Impulse buying: The friction of paying $200 upfront is significantly higher than paying $50 today. BNPL is deliberately designed to reduce purchase hesitation — which can lead to buying things people can't afford.

Loan stacking: With no cross-provider visibility and inconsistent credit bureau reporting, consumers can take on multiple simultaneous BNPL commitments beyond their ability to pay. A 2022 CFPB survey found that 10.5% of BNPL users had been charged a late fee in the previous 12 months.

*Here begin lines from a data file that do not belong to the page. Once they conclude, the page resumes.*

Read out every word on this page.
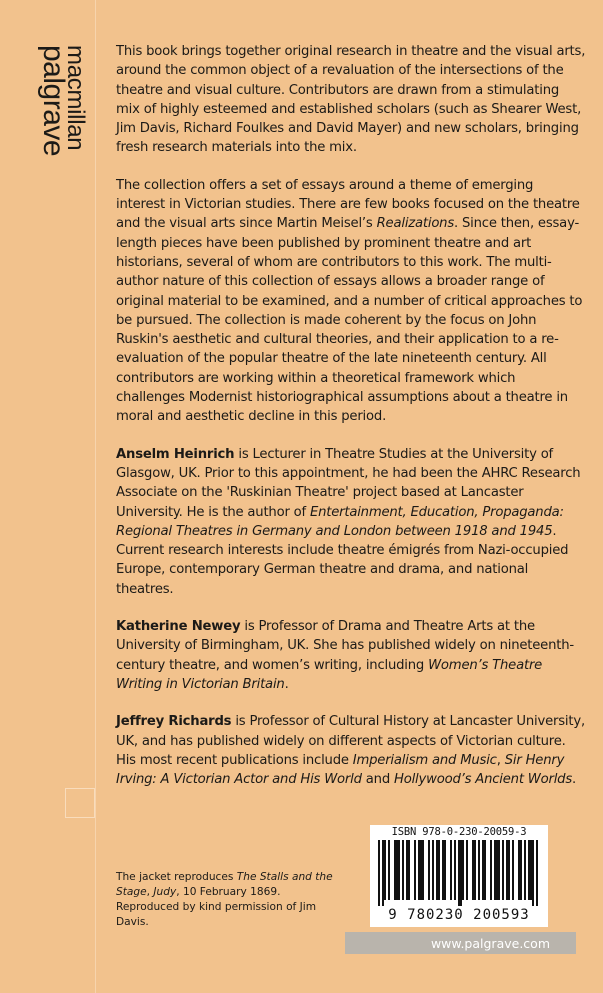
palgrave
macmillan This book brings together original research in theatre and the visual arts, around the common object of a revaluation of the intersections of the theatre and visual culture. Contributors are drawn from a stimulating mix of highly esteemed and established scholars (such as Shearer West, Jim Davis, Richard Foulkes and David Mayer) and new scholars, bringing fresh research materials into the mix.

The collection offers a set of essays around a theme of emerging interest in Victorian studies. There are few books focused on the theatre and the visual arts since Martin Meisel’s Realizations. Since then, essay-length pieces have been published by prominent theatre and art historians, several of whom are contributors to this work. The multi-author nature of this collection of essays allows a broader range of original material to be examined, and a number of critical approaches to be pursued. The collection is made coherent by the focus on John Ruskin's aesthetic and cultural theories, and their application to a re-evaluation of the popular theatre of the late nineteenth century. All contributors are working within a theoretical framework which challenges Modernist historiographical assumptions about a theatre in moral and aesthetic decline in this period.

Anselm Heinrich is Lecturer in Theatre Studies at the University of Glasgow, UK. Prior to this appointment, he had been the AHRC Research Associate on the 'Ruskinian Theatre' project based at Lancaster University. He is the author of Entertainment, Education, Propaganda: Regional Theatres in Germany and London between 1918 and 1945. Current research interests include theatre émigrés from Nazi-occupied Europe, contemporary German theatre and drama, and national theatres.

Katherine Newey is Professor of Drama and Theatre Arts at the University of Birmingham, UK. She has published widely on nineteenth-century theatre, and women’s writing, including Women’s Theatre Writing in Victorian Britain.

Jeffrey Richards is Professor of Cultural History at Lancaster University, UK, and has published widely on different aspects of Victorian culture. His most recent publications include Imperialism and Music, Sir Henry Irving: A Victorian Actor and His World and Hollywood’s Ancient Worlds.

The jacket reproduces The Stalls and the Stage, Judy, 10 February 1869. Reproduced by kind permission of Jim Davis.
ISBN 978-0-230-20059-3
9 780230 200593
www.palgrave.com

Returns complexity: Returning an item purchased with BNPL can be confusing — the merchant processes the refund, but the BNPL provider may continue charging installments until the refund is reconciled. This is a documented consumer pain point.


Key Takeaways

  • BNPL splits purchases into installments — typically 4 equal payments over 6 weeks, interest-free. The business model relies primarily on merchant fees (3–8%), not consumer interest.
  • The flow: Consumer selects BNPL → BNPL provider runs instant underwriting → merchant gets paid in full (minus MDR) → BNPL provider collects from consumer in installments. Credit risk sits entirely with the BNPL provider.
  • Major players: Affirm (interest-bearing longer terms), Klarna (European leader, shopping app), Afterpay/Block (Pay in 4 pioneer), PayPal Pay Later (scale play).
  • BNPL increases merchant conversion 20–30% and average order value 30–50% — this is why merchants pay higher MDRs than card interchange.
  • Underwriting is fast and light — soft credit pulls, behavioral data, BNPL-internal history. Income rarely verified for Pay in 4 products.
  • Regulatory reckoning is underway: The CFPB has moved to classify BNPL as credit cards under TILA. EU Consumer Credit Directive now covers BNPL. Affordability checks and credit reporting are being mandated.
  • Consumer risk is real: Loan stacking, impulse buying, and return complexity are documented problems. BNPL is neither inherently good nor bad — it depends on how the consumer uses it.